三十四話 新しい日常を前に。
結婚式の日取りを決めた。
それは、ルルくんの誕生日。
といってもヴィルヘルムとして産まれた日じゃない。
公爵家では母の死後祝う事もなかったし、本人にとってはつらい事を思い出すから忘れたいんだって。
「あの日の私は母と共に死にました。だから、今の私の産まれた日はあなたと出会った日。そのままでいい」
そういった彼の想いを大事にして、これまで通り彼が家に来た日を誕生日として、彼の結婚をその日に決定した。
これまで通りルルくんは私の屋敷に住んでいる。
婚前という事で同じ部屋にはいないが、いずれ来るときの為に両親の部屋を私たちに合わせてリフォームしたりした。

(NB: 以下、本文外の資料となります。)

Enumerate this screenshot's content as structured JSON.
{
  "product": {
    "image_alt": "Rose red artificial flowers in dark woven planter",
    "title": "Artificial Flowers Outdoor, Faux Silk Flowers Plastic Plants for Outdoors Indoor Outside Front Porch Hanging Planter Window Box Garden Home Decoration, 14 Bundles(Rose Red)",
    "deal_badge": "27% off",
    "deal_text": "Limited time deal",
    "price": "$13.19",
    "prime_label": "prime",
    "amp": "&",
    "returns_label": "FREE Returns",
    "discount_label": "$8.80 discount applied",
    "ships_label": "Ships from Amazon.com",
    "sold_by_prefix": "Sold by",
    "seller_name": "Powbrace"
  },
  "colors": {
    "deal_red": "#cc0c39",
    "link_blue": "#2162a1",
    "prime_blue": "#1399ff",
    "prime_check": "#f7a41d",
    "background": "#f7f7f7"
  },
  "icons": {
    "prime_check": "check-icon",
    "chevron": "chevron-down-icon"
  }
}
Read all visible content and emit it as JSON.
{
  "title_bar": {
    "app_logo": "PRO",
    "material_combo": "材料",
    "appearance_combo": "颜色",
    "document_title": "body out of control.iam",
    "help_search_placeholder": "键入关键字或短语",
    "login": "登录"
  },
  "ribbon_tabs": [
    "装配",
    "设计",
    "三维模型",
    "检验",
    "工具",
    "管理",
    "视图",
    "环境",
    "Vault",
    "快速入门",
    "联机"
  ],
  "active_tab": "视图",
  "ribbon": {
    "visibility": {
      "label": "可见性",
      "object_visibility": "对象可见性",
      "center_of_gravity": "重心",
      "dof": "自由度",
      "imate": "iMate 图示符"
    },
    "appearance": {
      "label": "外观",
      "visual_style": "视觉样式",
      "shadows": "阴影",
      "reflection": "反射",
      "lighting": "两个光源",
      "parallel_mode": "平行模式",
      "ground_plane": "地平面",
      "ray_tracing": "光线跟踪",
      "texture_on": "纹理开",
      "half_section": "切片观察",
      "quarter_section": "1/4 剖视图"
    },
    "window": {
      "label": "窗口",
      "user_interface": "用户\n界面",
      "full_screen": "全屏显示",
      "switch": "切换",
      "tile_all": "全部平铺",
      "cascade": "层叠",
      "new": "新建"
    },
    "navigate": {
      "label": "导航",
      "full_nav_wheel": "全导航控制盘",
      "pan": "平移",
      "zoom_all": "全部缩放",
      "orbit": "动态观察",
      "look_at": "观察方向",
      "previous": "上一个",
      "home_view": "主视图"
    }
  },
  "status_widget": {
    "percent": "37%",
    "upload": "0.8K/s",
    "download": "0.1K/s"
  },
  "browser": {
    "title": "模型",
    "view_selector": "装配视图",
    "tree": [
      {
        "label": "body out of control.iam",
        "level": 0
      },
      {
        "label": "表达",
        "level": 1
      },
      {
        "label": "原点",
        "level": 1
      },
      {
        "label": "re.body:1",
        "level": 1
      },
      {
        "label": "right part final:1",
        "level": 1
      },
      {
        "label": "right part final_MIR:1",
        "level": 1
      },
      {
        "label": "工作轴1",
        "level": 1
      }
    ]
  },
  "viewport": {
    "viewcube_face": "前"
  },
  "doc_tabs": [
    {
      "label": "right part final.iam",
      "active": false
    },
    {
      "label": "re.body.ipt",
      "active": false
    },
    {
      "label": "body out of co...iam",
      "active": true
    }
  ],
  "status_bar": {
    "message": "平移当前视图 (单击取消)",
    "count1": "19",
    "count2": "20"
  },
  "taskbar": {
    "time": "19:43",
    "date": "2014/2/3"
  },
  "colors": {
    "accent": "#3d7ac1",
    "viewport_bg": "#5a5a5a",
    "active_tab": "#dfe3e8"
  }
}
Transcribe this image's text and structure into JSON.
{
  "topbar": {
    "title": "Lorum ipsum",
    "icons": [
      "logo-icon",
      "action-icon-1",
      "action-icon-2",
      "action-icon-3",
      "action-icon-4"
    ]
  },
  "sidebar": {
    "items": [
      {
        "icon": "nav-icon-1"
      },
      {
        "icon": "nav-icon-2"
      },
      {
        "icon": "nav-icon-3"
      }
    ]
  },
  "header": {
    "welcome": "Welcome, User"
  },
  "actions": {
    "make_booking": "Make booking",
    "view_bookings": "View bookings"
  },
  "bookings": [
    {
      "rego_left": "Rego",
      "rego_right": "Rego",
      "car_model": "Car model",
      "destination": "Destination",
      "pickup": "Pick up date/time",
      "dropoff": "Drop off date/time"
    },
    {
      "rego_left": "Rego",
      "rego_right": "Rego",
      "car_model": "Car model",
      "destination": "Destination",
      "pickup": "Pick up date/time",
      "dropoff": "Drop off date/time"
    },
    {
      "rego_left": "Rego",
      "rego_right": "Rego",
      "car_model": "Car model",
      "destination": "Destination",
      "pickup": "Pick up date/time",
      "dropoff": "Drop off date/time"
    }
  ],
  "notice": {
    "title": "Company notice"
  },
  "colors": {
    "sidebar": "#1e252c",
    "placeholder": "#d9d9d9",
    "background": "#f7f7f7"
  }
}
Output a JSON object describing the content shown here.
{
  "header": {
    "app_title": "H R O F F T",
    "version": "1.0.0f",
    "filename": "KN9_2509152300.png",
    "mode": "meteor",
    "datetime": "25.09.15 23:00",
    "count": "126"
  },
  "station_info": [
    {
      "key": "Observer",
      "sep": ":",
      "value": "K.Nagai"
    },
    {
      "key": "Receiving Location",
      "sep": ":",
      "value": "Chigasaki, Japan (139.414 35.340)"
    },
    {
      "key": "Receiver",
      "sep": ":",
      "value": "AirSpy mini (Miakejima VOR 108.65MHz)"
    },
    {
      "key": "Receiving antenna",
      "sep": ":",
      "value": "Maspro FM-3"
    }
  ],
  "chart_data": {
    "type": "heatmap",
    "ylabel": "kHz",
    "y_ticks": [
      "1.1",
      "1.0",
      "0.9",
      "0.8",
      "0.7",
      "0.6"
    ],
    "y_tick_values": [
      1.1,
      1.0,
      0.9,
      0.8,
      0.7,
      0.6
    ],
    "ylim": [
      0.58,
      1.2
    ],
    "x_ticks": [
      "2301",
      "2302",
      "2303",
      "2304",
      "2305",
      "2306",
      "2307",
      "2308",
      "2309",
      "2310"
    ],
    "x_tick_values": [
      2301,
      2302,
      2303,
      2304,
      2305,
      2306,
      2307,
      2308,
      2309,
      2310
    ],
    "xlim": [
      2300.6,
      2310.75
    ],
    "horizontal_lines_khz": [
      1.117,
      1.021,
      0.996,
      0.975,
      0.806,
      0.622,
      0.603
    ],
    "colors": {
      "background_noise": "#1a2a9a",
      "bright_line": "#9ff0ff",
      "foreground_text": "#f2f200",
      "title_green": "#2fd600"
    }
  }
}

といっても、ルルくんが私好みの家具をジャストな配置でしてくれて、私の仕事は何もなかったけど。
使用人たちもルルくんをやっと婿として扱えることに喜びを抱いてるようで、いつも以上の精を出して働いている。
別邸に戻った両親も、ニコニコとしている。
職場での環境も、少し変わって来た。
皆私を祝福してくれているようで、いつもより笑顔が増えている。
だが、妙な人も増えた。
ルルくんの力を独占するために私に媚びを売るような人だ。
まあそういう人は『三つ葉』を含む親切な人が追い払ってくれるから安心なんだけど。
月日は流れ、結婚式当日。
私は明日着るウェディングドレスを前に感慨にふけっていた。
「結婚か……」
前世でも考えたことなかったので想像もつかない。
まあ、やることはやるだろうが、きっとこの生活は変わらないのだろう。
この愛おしい、私の、ドロシー・テレーシアとしての生活が。
救いようのない悪役になって。
必死に周りに尽くして。
そうして自分を想ってくれる人に出会えた。
そして私も、彼を好きになれた。
本当だったら不幸と孤独の中で最期を迎えるはずだった男性を。
彼を救えたことが、本当に誇らしい。